A titre d'exemple, en février, en Guinée , les soldats revendiquaient l'augmentation de leurs soldes. En mai, en Centrafrique , les militaires rebelles craignaient -après s'être déjà soulevés pour protester contre les trois mois d'arriérés de soldes non payées- d'être désarmés et privés de l'amnistie qui leur avait été promise. Au Congo , l'intégration, trop longtemps différée, des milices politiques dans l'armée régulière mit le feu aux poudres. Dans les trois cas, les chefs d'Etat furent contraints de satisfaire les mutins, non sans avoir bénéficié, en Centrafrique, du soutien de la France.

Dans d'autres pays (au Niger en janvier, au Burundi en juillet...) les pouvoirs durent céder la place même si, comme au Niger, une élection - organisée parfois dans des conditions controversées - vient donner une onction démocratique aux nouvelles autorités.
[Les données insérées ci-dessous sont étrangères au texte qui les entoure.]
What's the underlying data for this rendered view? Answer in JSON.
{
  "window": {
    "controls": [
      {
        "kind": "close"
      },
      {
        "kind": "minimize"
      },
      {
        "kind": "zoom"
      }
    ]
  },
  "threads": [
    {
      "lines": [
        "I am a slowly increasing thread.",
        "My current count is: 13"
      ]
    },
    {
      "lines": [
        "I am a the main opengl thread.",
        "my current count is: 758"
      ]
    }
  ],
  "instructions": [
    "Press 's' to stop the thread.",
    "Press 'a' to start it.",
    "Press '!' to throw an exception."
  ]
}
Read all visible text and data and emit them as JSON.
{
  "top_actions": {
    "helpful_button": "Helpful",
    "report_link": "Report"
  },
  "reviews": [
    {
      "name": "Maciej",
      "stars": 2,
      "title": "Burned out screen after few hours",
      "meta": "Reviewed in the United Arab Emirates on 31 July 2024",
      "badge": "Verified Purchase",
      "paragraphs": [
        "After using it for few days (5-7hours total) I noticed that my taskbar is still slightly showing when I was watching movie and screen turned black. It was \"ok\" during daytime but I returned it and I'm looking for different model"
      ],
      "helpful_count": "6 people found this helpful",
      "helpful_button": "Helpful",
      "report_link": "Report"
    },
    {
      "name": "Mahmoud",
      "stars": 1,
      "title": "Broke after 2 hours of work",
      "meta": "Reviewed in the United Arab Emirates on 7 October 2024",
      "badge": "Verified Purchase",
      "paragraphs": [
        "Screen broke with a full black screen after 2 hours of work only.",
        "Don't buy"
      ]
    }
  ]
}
Ces différents événements ne doivent pas étonner. Rappelons-nous notre propre histoire : la démocratisation s'inscrit dans un processus historique de longue durée. Sans doute, comme l'a souligné le président de la République dans son discours du 18 juillet 1996 à Brazzaville : "la volonté qui s'est manifestée dans un passé récent, de soumettre l'aide publique internationale à des conditions politiques, a conduit certains pays à se parer d'un masque pour répondre à cette exigence. Il s'en suivit une démocratie de façade...". Dans certains pays mal préparés à les recevoir, les usages démocratiques ont dû composer avec la prégnance de traditions politiques toutes différentes. Paradoxalement, ils ont pu parfois exacerber les tensions existantes au lieu de leur fournir, conformément à leur vocation, un exutoire pacifié. C'est ainsi que le multipartisme peut refléter non pas des visions politiques différentes mais bien plutôt les attaches ethniques de la mosaïque africaine. L'erreur est parfois de vouloir aller trop vite en réagissant avec notre propre mentalité , sans tenir compte des différences et de la nécessité d'une évolution progressive.